A programação da nossa TV aberta, acessível a todos e que adentra os lares brasileiros do Oiapoque ao Chuí, dos Pampas aos Seringais, sem a mínima cerimônia, em grande proporção é deprimente e desperta indignação.

Impressionante até que ponto pode chegar o ser humano na busca por lucros e um pontinho a mais no IBOPE, que massageia egos engordando contas bancárias, ainda que através da destruição da dignidade e senso do ridículo.




O tal do “zero-novecentos”, por exemplo, é uma heresia. Quase na totalidade oferecendo “serviços”, é uma armadilha para os incautos, pois ao contrário de mercadorias não se pode devolver mensagens eróticas, piadas, conselhos de videntes e demais pantomimas criadas com o fito de explorar a boa-fé das pessoas. Não pagou, bloqueia-se a linha telefônica.


Os programas que oferecem prêmios nunca se deram tão bem. Usam e abusam da desgraça social para vender sonhos, onde um automóvel reluzente ou uma bolada de dinheiro tornam-se atrativos irresistíveis aos olhos dos miseráveis, e a mensagem insidiosa, agressiva, verdadeira lavagem cerebral, consegue transformar probabilidades remotíssimas de acerto numa certeza estonteante do ganho.

Na telinha, a alienação é garantida. Desde as crianças que aprendem ainda muito cedo a venerar e a consumir produtos das loiras e morenas, até as ratazanas pançudas que vendiam “churrasco de gato” e agora sobrevivem das baixarias escatológicas e insólitas oriundas da podridão humana, amealhando pela via do mais explícito servilismo alguns milhares de dinheiros para si e seu bispo-patrão. 

A propósito, esse bispo vai indo muito bem na exploração da fé mesclada com ignorância. 

Qual um bólido, leva de roldão para seus templos a multidão desesperançada e cética com a triste realidade, em busca dos milagres que acreditam possível  com o correr das sacolinhas. Até na Terra do Sol Nascente já marcou presença, e uns poucos japoneses, após se virem aliviados de alguns Yens, já afirmam: “Clisto salva, nô?”

A busca pela audiência a qualquer preço não respeita bom-senso, moral ou ética.
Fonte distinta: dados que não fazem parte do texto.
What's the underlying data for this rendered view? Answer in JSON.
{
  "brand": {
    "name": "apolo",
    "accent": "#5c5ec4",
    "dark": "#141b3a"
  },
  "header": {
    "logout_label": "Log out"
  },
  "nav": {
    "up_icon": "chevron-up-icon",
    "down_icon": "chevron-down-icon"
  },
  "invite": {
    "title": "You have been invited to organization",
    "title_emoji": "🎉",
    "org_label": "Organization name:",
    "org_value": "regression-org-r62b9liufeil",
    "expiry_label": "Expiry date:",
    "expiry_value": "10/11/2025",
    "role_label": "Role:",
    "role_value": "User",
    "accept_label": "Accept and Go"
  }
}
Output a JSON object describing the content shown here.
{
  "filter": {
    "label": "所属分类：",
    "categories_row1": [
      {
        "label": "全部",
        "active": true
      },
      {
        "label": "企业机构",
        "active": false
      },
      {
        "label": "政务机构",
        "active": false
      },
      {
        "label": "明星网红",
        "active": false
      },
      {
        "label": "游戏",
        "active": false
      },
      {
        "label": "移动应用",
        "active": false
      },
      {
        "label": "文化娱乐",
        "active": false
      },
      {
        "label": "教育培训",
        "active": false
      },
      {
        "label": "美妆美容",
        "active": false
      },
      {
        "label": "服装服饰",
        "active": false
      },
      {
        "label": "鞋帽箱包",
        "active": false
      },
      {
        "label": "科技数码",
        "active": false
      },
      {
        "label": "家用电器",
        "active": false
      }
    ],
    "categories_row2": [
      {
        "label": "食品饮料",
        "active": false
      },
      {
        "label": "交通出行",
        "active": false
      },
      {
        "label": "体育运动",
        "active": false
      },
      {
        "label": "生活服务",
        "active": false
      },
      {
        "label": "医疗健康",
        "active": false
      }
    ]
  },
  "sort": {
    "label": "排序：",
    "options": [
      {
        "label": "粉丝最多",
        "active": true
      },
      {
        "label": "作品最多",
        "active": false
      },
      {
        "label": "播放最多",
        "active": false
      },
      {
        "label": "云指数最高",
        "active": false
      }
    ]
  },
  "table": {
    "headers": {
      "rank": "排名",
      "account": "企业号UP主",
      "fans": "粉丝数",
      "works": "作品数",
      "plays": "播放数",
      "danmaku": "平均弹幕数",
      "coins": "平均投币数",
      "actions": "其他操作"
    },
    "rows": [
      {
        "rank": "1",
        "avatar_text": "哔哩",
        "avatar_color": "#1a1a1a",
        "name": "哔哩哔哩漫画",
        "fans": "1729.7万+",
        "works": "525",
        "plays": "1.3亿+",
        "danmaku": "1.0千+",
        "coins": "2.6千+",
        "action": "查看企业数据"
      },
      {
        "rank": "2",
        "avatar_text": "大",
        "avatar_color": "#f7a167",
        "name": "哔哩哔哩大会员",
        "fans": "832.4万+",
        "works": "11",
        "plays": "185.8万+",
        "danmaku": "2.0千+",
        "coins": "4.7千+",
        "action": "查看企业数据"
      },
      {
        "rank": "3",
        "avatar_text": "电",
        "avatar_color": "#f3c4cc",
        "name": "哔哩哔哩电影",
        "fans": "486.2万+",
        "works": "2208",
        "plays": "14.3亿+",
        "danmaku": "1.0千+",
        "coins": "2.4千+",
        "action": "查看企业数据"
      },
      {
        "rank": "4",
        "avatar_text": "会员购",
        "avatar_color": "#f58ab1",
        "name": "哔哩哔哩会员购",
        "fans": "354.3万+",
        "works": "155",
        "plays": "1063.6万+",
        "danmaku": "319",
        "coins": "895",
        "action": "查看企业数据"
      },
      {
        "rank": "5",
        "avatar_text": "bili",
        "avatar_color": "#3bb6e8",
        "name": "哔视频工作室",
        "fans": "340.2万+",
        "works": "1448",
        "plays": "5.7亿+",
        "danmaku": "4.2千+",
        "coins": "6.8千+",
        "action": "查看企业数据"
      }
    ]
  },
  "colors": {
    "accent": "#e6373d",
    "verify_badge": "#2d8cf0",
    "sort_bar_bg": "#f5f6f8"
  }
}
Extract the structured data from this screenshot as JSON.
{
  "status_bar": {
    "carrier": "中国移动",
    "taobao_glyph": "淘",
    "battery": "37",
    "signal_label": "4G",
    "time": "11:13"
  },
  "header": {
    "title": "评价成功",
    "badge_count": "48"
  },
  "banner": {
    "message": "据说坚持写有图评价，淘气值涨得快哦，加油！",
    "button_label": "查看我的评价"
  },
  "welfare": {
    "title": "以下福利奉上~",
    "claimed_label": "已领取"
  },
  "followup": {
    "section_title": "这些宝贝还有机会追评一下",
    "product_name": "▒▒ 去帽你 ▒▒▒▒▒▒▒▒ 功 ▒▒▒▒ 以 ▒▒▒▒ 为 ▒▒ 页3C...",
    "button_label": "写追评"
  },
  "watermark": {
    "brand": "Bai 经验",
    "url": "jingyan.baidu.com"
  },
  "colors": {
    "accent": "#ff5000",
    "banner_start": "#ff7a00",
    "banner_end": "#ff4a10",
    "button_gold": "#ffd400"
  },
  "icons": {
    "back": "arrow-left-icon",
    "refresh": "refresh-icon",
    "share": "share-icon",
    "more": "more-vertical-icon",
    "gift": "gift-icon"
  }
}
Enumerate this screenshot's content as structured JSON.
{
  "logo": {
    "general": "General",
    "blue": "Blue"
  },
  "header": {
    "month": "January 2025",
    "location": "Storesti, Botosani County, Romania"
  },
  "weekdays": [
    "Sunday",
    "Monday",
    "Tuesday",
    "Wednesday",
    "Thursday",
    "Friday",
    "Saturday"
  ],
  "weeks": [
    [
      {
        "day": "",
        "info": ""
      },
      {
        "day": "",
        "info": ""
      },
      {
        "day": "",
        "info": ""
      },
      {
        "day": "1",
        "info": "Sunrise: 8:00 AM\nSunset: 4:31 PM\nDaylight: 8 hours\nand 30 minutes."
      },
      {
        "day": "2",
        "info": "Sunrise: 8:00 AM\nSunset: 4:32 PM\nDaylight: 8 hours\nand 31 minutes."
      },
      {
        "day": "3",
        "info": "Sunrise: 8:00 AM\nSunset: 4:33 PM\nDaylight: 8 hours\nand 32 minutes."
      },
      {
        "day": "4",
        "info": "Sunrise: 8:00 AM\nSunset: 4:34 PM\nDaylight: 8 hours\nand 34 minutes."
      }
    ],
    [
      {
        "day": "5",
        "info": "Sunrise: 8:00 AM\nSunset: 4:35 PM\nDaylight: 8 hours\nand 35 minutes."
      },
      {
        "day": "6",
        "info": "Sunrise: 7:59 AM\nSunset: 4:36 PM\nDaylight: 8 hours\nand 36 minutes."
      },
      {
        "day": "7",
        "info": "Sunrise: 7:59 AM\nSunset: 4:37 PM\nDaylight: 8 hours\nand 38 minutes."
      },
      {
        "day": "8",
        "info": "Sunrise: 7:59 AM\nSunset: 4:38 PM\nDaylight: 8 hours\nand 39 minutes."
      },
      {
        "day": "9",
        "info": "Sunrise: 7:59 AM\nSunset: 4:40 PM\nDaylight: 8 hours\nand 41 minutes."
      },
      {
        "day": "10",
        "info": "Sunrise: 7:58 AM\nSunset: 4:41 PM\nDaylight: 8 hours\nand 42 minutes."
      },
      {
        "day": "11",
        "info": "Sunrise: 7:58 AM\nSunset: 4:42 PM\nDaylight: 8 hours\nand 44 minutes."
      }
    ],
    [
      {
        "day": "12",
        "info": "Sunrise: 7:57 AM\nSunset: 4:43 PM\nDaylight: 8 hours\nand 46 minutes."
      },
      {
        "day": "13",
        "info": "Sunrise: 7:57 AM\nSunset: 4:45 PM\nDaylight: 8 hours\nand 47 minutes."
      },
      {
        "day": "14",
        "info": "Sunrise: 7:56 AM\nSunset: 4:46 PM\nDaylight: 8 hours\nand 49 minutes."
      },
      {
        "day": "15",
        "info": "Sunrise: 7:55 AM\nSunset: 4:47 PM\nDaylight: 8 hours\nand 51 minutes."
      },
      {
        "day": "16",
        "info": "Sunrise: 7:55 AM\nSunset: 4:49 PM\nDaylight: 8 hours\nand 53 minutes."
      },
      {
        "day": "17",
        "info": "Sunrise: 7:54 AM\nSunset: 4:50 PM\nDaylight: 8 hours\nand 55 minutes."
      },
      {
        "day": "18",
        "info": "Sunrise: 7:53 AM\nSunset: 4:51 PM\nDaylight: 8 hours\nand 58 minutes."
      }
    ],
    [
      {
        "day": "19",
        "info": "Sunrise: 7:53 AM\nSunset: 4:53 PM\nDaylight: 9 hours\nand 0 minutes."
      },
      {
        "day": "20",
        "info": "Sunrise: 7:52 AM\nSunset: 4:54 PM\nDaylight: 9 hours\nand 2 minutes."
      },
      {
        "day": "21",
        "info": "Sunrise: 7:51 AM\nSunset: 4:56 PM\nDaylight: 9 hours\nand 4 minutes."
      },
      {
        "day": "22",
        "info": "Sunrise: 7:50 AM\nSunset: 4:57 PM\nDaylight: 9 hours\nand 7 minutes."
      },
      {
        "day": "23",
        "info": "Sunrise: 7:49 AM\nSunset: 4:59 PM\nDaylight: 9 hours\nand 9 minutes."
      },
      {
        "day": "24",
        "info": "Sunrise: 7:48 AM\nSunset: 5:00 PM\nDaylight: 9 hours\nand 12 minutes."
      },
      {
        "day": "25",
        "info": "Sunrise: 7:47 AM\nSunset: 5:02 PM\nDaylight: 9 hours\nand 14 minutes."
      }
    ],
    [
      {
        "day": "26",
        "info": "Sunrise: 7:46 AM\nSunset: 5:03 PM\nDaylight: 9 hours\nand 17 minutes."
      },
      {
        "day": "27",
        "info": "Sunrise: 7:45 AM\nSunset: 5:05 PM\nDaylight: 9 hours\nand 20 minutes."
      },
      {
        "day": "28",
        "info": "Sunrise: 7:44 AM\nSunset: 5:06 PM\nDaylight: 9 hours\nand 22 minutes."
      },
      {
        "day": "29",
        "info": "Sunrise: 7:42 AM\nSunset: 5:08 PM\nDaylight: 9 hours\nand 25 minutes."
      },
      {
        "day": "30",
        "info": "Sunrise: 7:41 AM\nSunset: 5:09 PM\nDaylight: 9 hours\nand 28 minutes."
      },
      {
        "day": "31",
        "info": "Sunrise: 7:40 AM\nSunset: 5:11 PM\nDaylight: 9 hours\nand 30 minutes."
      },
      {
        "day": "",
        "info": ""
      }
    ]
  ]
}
Apela-se para tudo, do real ao imaginário na busca ao telespectador. 

Invadem a privacidade das pessoas e inventam mirabolantes situações para colocarem-nas em ridículo. 

Ridículo, por sinal, o que parece ser a nova modalidade dos programas dominicais de auditório, onde elegeram a emoção barata e às vezes forçada como atração principal. 

Neste último domingo das Mães, para ilustrar, um mar de lágrimas por diferentes motivações inundaram os palcos.

Difícil conter a emoção e impossível mudar de canal ao contemplar a loira mais celebrizada (e quiçá mais rica) do Brasil verter uma aguinha por mais uma das milhares de manifestações de tietagem por sua nascitura, que antes de conhecer a hipocrisia deste mundo já é mais paparicada que o Menino Salvador da humanidade. 

Impossível não ter um nó na garganta, esquecendo totalmente o controle remoto, ao reparar os olhos marejados de um famoso jogador do futebol paulista contemplando as rugas prematuras e a fisionomia sofrida e cansada de sua genitora. 

E os animadores, contritos, numa de bons samaritanos e impressionantemente bem articulados, quase conseguem convencer a todos da sinceridade com que se solidarizam com o drama das pessoas, e não apenas ritmados aos próprios corações em descompasso pelos piques de audiência.